01.10.1870 Харьков, Харьковская, Украина
Лично я в течение моего пребывания в университете был настолько увлечен заботой о саморазвитии, что так называемой повседневной политикой занимался весьма слабо. Меня интересовали общие теоретические вопросы, и в них я шел весьма далеко, склоняясь, как я уже сказал, к учениям так называемого "критического социализма" Прудона. Это социализм не боевой, он ждет изменений в общественном строе не от насильственного переворота, а от медленного изменения самих нравственных понятий людей, от развития человеческой солидарности или от того, что Прудон называл взаимностью (mutualité). Я настолько проникся этими мыслями, что, желая дать им внешнее выражение, заказал себе в Карлсбаде печать, на которой выгравированы были три дорогих мне принципа: свобода, равенство, взаимность. Но моя заботливая мать отобрала эту печать, которою я в моем юношеском энтузиазме вздумал было скреплять мои письма. И, разумеется, к лучшему, а то, пожалуй, возникло бы дело о студенте Ковалевском, его печати и ряде скомпрометированных им лиц. Трудно ведь было допустить, что за этой печатью ничего не скрывается, кроме чисто теоретических пристрастий.
Последние два года моего пребывания в университете прошли в усиленной работе. Под влиянием Каченовского, я уже на 18-м году жизни более или менее остановился на выборе специальности. Я стал серьезно заниматься государственным правом европейских держав. Каченовский склонял меня, правда, в сторону международного права, но оно казалось мне еще настолько висящим в воздухе, так мало обособившимся от общечеловеческой нравственности и вылившимся в общеобязательные нормы, что мне хотелось сосредоточиться на изучении чего-нибудь более положительного. Меня интересовала тогда, как и теперь, тесная зависимость между ростом государственных учреждений и изменениями общественного уклада, в свою очередь вызванными эволюцией экономических порядков. История учреждений и история общественности — таковы были наиболее притягивавшие меня темы.

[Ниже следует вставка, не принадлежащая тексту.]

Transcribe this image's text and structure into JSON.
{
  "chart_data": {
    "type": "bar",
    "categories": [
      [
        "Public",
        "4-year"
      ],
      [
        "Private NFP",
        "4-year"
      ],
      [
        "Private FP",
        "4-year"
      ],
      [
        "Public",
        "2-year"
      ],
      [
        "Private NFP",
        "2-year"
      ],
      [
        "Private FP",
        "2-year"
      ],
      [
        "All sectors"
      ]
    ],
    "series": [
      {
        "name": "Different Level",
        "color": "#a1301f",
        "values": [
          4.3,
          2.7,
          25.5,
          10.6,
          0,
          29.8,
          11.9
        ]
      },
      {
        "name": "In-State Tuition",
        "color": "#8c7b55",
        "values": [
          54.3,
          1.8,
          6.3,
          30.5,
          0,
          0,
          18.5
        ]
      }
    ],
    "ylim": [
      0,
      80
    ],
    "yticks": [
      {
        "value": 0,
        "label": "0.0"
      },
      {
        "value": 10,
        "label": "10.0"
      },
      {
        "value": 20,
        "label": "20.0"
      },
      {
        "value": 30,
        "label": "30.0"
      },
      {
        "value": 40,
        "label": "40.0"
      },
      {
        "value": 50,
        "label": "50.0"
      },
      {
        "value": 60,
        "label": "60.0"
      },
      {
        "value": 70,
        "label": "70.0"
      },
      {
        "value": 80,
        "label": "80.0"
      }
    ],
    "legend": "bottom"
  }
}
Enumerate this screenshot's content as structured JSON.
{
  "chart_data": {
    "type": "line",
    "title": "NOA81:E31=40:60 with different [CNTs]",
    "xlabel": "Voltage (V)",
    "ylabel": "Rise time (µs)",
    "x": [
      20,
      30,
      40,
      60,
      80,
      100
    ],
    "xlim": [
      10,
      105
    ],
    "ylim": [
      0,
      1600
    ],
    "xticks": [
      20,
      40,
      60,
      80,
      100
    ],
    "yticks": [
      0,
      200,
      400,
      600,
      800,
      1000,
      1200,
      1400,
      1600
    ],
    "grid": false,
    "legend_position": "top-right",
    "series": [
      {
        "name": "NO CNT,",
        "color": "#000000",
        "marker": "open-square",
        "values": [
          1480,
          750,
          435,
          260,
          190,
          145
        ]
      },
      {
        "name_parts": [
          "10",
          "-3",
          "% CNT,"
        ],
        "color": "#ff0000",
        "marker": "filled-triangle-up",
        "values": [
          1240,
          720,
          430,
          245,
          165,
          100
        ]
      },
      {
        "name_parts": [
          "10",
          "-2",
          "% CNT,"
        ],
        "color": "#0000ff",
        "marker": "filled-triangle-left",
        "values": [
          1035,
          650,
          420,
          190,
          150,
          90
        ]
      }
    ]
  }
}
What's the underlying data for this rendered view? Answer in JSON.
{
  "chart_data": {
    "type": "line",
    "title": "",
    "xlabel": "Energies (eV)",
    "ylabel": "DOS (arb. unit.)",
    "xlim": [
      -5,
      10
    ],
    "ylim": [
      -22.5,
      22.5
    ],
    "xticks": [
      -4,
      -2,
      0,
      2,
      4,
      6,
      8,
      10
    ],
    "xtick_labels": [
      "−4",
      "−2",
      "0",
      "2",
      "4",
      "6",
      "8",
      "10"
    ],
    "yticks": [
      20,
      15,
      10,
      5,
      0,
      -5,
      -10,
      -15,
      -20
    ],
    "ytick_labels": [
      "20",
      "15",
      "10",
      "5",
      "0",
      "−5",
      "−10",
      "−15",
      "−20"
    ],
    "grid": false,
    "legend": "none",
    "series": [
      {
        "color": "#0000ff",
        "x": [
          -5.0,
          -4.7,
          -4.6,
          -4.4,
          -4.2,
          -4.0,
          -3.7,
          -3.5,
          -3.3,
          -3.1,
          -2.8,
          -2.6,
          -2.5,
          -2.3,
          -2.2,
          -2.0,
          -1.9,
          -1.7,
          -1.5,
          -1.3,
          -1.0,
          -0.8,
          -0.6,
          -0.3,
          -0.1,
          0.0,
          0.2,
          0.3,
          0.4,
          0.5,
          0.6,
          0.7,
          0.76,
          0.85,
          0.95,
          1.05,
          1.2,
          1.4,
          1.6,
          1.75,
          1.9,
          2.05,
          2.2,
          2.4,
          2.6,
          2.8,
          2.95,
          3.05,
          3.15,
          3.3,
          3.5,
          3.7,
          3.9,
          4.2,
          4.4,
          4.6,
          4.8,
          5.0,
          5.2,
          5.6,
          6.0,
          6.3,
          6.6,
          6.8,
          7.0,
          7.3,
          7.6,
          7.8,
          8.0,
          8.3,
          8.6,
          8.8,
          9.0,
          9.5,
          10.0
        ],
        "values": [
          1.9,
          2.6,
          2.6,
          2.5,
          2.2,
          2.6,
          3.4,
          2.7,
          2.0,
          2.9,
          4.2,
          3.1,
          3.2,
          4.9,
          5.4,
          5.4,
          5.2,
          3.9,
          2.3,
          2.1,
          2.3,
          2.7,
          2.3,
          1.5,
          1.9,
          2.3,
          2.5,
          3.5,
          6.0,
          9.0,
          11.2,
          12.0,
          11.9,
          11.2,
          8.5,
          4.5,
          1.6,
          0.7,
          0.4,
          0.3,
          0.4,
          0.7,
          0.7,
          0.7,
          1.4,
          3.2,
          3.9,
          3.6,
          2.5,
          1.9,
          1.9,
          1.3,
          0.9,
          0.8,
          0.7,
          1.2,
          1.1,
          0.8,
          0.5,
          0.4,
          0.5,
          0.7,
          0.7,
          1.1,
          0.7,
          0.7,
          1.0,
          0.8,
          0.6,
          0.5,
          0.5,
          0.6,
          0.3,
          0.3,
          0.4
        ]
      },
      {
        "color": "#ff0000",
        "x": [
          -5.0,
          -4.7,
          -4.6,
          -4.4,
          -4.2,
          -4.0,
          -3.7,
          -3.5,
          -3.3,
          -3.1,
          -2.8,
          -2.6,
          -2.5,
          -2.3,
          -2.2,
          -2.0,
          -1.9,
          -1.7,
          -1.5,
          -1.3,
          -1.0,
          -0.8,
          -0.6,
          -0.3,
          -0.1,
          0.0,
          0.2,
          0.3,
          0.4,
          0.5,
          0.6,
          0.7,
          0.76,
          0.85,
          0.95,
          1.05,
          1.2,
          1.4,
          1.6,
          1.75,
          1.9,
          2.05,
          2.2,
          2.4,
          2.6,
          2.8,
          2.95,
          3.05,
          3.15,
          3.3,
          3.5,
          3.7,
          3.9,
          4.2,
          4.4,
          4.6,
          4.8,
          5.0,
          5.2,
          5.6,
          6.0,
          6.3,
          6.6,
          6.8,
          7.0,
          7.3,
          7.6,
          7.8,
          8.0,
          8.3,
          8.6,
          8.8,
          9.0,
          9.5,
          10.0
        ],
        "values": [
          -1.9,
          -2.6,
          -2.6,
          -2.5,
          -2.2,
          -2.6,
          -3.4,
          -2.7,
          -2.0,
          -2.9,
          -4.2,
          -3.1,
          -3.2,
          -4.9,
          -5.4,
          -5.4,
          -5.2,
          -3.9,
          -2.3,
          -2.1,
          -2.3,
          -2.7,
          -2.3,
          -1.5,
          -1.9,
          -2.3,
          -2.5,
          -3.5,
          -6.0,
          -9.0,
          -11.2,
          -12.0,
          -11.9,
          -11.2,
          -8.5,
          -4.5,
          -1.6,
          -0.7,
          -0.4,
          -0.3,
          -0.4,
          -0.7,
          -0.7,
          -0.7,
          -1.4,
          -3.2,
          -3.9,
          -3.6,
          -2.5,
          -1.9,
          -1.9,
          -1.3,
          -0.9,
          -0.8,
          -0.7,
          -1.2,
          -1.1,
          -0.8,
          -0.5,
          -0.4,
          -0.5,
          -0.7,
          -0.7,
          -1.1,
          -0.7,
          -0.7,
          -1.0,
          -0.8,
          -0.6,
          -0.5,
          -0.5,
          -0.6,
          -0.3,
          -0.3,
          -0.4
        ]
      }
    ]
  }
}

Я прочел довольно много книг, преимущественно на иностранных языках, по истории английского и французского государственного права, а также по вопросам народного представительства. Рассуждения Милля на этот счет, книги Токвиля о "демократии в Америке" и его же "Старый порядок и революция" были в числе моих любимейших сочинений. Я прочел и книгу Чичерина "О народном представительстве", но она мало удовлетворила меня. Англичанин Кокс и француз Батби, которыми Каченовский немало пользовался в своем курсе, также прочитаны были мною с большим вниманием. Каченовский не переставал давать мне книги из своей библиотеки, но она не была особенно богата по вопросам государственного права; зато университетская, в которую сочинения выписывались непосредственно из-за границы, по рекомендации профессоров и, по-видимому, минуя цензуру, заключала в себе более, чем достаточно материала для первоклассного ознакомления с европейскими порядками. Книги позволялось брать на дом; библиотекарь Балясный, родственник Каченовского и которого я часто встречал на его пятницах, с большой обязательностью разыскивал для меня все новую и новую умственную пищу. Частые свидания с дорогим учителем и у него на дому, и во время прогулок по окрестностям счастливо направляли мой выбор, ставили передо мной все новые и новые темы и указывали средства удовлетворить моей любознательности. В провинциальном университете нет той беготни по лекциям, от которой страдают столичные профессора. Каченовский не имел других обязательных занятий, кроме читаемого им в университете курса.